Have you checked out the R15 boards lately? They are full of major issues.

It's shipping, because it's the only DVR you can get from DirecTV. But it's a failure in that it's horrible software, that is perhaps even worse than the cable-co DVR's. I would never buy a DVR based on that software from DirecTV, for $2000 no less, to get my HD. I would, however, pay $2000 for 2xTivo Series 3's.


----------



## AbMagFab (Feb 5, 2001)

jschmidt said:


> I also have a $25k+ home theater and I would at least _consider_ buying one. I can't really go the Series 3 route unless I want to go back to cable, which would suck for me because Adelphia PQ sucks in my area. Not sure I want to go back to that. For those people that really need/want satellite, this may be their only option.


Not really true - they are still planning to develop and ship the regular HR20, which will presumably be sub-$1000. I still wouldn't buy the HR20 given the bad software base of the R15.

As for switching, I know. But at least Comcast in my area has okay PQ, especially for HD, and I get OTA HD. So worst case, I use Comcast for just the secondary channels, and still get perfect OTA HD, and get a stable Series 3 DVR platform - with MRV, HMO, HME, and everything else Tivo has to offer.

Also, I've got FIOS internet, so it's only a matter of time before FIOS TV is offered here. And they will/do support cablecards, so that's another option with the Series 3.

In any case, the release of the Series 3 will be when I say good bye to DirecTV, even if that means Comcast for a while.


----------



## hancox (Dec 17, 2004)

AbMagFab said:


> I still wouldn't buy the HR20 given the bad software base of the R15.


If I were you, and had FIOS as even a possible alternative, I wouldn't either.

For those of us without such options, this does open quite the problem:

1) Stick it out with the Tivo. (slow, but stable, and a declining channel lineup for some)

2) HR20. Faster, but less stable, and a possibly increasing channel count.

3) Cable. Usually icky DVR's (my local uses the patently awful SA8300HD with their own garbage software), or shell out 1k per for a Tivo.

Choices, choices. As hard as D* tried to push me out the door with this SNY fiasco, I'm in a holding pattern for a bit...


----------



## Lee L (Oct 1, 2003)

Well, this might be worth something close to what they want if its the head end to a whole house client/server type system.
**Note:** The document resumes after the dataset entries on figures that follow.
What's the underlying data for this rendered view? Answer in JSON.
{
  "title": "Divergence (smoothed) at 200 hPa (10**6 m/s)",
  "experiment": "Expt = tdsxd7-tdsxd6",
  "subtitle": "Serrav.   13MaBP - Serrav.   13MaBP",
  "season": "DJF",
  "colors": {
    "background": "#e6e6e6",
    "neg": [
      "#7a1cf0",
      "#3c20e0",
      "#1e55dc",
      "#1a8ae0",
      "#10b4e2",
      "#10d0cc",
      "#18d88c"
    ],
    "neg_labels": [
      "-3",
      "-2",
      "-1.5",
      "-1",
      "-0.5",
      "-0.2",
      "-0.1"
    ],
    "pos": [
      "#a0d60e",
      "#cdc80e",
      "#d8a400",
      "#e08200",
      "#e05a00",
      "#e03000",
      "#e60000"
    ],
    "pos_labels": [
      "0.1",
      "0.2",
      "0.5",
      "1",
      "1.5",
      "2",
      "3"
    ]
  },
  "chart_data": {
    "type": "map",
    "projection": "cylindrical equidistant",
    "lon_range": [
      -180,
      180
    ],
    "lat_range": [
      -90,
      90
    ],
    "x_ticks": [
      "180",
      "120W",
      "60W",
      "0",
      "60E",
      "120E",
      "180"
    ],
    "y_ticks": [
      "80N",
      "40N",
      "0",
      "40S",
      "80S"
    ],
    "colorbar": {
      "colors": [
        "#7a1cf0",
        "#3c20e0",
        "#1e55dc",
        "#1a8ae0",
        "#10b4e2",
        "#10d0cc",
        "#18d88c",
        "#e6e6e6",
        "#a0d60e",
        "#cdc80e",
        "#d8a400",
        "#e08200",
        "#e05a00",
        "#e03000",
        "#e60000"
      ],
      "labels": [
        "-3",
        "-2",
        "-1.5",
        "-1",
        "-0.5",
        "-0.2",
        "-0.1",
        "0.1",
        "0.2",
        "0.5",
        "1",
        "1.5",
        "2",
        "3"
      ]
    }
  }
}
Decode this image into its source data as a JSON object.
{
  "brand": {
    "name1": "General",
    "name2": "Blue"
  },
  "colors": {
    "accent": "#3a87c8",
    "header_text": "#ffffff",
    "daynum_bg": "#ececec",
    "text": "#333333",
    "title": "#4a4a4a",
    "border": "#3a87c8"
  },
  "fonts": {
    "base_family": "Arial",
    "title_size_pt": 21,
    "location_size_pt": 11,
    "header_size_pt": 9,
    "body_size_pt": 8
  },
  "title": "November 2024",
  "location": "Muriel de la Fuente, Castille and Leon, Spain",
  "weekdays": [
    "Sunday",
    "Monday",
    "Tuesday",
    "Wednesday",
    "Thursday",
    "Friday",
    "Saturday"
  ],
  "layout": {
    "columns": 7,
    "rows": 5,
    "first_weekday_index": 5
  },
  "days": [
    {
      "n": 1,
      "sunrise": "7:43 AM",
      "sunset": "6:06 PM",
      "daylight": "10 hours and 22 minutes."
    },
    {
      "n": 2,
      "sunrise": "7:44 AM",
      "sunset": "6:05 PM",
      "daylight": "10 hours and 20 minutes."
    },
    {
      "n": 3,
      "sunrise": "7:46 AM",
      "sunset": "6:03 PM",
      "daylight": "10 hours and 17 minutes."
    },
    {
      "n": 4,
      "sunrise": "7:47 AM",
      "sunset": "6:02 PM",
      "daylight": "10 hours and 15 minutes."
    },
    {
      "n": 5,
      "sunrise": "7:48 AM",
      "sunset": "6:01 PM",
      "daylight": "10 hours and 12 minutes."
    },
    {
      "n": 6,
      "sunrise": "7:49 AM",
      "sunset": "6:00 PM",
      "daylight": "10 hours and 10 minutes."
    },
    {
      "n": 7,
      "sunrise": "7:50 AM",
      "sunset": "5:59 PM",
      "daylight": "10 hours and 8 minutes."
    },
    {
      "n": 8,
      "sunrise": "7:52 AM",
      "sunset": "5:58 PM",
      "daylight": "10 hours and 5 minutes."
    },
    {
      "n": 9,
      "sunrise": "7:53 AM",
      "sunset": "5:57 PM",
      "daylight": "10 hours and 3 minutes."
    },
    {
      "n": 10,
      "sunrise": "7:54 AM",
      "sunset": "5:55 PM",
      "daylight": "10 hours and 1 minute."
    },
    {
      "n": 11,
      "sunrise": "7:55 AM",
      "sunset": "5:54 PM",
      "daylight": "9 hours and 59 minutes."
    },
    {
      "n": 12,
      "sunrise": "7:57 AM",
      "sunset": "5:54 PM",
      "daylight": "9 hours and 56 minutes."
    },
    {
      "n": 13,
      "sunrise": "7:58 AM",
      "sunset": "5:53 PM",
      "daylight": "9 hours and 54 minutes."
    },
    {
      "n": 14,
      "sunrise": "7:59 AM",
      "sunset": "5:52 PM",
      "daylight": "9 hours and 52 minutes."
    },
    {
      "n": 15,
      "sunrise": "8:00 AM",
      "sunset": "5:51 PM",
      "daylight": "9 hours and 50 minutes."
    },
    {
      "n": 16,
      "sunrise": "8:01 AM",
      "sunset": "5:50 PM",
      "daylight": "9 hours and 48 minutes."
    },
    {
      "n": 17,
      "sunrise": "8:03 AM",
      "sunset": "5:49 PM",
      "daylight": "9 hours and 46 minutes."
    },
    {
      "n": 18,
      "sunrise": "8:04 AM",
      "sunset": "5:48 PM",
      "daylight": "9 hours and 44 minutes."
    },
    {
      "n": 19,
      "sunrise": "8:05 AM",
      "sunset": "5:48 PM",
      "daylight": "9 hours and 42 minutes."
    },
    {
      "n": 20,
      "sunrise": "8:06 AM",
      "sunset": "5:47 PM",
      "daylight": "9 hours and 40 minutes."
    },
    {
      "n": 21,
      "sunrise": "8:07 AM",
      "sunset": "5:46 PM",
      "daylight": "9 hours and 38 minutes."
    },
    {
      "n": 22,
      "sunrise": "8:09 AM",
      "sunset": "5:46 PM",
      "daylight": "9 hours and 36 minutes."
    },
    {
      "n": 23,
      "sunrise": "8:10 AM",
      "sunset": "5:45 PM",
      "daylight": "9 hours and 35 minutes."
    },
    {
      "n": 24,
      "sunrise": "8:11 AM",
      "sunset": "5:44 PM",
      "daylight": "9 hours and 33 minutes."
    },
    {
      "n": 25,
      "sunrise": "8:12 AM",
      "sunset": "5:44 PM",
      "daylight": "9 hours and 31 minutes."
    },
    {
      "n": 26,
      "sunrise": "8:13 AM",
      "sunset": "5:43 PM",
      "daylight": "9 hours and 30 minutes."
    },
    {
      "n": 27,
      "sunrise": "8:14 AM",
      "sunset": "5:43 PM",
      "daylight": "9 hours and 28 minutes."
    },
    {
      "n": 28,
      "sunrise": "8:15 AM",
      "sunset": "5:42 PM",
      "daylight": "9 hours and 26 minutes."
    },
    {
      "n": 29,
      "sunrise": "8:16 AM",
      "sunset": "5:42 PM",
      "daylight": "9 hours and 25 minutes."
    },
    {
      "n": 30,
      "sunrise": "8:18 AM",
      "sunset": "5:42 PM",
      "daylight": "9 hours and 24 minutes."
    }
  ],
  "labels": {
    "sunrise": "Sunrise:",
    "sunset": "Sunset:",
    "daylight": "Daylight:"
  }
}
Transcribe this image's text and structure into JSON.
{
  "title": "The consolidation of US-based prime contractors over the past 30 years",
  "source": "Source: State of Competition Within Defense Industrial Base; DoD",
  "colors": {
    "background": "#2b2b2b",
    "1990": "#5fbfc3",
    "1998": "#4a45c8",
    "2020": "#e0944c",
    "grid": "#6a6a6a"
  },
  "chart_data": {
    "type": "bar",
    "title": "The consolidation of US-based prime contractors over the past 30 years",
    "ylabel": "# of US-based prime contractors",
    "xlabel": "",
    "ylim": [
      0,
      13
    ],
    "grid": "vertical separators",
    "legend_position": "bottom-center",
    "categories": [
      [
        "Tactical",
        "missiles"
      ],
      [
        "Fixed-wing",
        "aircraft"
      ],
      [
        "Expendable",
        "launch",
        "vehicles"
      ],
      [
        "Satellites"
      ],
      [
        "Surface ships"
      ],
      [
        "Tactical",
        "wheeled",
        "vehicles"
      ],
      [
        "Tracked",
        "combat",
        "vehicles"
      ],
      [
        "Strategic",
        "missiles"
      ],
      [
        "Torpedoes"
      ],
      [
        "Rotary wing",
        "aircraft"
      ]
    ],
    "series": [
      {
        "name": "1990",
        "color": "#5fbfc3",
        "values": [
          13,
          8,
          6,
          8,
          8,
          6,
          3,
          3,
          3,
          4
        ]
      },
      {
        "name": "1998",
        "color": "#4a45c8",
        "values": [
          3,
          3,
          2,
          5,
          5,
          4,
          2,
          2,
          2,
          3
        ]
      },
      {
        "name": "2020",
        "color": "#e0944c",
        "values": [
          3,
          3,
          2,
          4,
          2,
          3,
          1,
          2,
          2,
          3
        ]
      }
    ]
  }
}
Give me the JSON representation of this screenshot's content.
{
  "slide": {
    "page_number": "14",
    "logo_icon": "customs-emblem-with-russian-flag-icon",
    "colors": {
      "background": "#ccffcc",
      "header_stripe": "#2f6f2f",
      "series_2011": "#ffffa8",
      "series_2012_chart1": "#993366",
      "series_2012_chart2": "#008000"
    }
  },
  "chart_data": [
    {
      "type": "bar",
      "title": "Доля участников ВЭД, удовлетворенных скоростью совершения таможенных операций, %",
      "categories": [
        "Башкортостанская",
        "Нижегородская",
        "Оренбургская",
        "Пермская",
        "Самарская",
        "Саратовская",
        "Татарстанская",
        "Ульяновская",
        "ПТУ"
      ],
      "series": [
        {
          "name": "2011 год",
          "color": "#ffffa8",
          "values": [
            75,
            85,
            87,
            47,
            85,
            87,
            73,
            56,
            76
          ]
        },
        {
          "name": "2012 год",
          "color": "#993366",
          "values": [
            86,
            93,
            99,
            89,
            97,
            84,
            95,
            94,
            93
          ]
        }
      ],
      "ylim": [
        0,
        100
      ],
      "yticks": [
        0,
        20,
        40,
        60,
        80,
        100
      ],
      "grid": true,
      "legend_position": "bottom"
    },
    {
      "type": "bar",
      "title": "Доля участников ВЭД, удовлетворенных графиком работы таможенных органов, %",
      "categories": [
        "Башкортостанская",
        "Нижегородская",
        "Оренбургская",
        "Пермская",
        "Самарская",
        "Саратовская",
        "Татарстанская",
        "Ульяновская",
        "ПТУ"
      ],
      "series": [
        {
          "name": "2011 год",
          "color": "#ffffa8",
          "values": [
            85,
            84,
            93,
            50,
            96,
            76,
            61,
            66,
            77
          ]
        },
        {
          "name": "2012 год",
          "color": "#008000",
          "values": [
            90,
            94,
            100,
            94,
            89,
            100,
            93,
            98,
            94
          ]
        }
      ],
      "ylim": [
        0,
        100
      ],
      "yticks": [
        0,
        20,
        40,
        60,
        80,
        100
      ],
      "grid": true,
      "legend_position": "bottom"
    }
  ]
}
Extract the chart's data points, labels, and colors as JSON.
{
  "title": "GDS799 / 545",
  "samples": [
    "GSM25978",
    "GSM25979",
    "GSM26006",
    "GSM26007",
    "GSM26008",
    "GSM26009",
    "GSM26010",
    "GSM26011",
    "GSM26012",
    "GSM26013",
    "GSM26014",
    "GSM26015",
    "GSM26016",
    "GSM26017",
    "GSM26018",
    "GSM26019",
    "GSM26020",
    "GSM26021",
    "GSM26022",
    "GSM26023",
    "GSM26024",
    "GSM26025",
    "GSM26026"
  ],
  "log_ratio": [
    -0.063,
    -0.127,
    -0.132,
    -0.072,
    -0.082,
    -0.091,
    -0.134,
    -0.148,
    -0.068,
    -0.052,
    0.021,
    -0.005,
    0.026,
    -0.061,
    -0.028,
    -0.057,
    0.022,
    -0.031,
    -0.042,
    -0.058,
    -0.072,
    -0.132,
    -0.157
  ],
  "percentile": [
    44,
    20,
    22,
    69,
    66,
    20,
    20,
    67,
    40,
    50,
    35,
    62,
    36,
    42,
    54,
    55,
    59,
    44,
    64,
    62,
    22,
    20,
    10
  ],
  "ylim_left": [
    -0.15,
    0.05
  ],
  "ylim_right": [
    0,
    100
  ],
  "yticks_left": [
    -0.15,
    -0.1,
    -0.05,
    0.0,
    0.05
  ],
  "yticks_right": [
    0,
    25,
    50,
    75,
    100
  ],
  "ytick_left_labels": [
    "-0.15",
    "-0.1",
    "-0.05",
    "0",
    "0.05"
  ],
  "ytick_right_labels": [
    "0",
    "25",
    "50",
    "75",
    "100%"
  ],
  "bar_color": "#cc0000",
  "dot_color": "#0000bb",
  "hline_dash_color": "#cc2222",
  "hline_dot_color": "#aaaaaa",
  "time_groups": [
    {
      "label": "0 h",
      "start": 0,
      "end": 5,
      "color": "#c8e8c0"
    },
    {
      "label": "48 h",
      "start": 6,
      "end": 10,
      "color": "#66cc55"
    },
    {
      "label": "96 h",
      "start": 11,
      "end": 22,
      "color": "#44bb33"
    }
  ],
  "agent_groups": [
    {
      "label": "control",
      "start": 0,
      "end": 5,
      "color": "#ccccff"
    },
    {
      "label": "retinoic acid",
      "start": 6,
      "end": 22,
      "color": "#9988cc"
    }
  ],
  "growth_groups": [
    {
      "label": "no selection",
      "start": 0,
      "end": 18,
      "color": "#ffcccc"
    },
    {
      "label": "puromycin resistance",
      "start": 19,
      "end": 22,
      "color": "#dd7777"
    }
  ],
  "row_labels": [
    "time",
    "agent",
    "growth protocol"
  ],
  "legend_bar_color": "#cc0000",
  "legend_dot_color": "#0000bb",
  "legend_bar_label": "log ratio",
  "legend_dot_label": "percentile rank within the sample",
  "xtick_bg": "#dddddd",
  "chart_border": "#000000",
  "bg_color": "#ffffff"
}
Then you could keep all the recordings in one place.


----------



## newsposter (Aug 18, 2002)

for a whole house, unless it's upgradable..750 gigs can be used up pretty fast with a lot of HD though


----------



## Adam1115 (Dec 15, 2003)

What does this have to do with TiVo? Why is this in the TiVoCommunityforum??


----------



## Howie (May 3, 2004)

hancox said:


> Choices, choices. As hard as D* tried to push me out the door with this SNY fiasco, I'm in a holding pattern for a bit...


Acronym overload!! What the hey is SNY?


----------



## hancox (Dec 17, 2004)

Sportsnet New York. There's a nice thread about it on here...


----------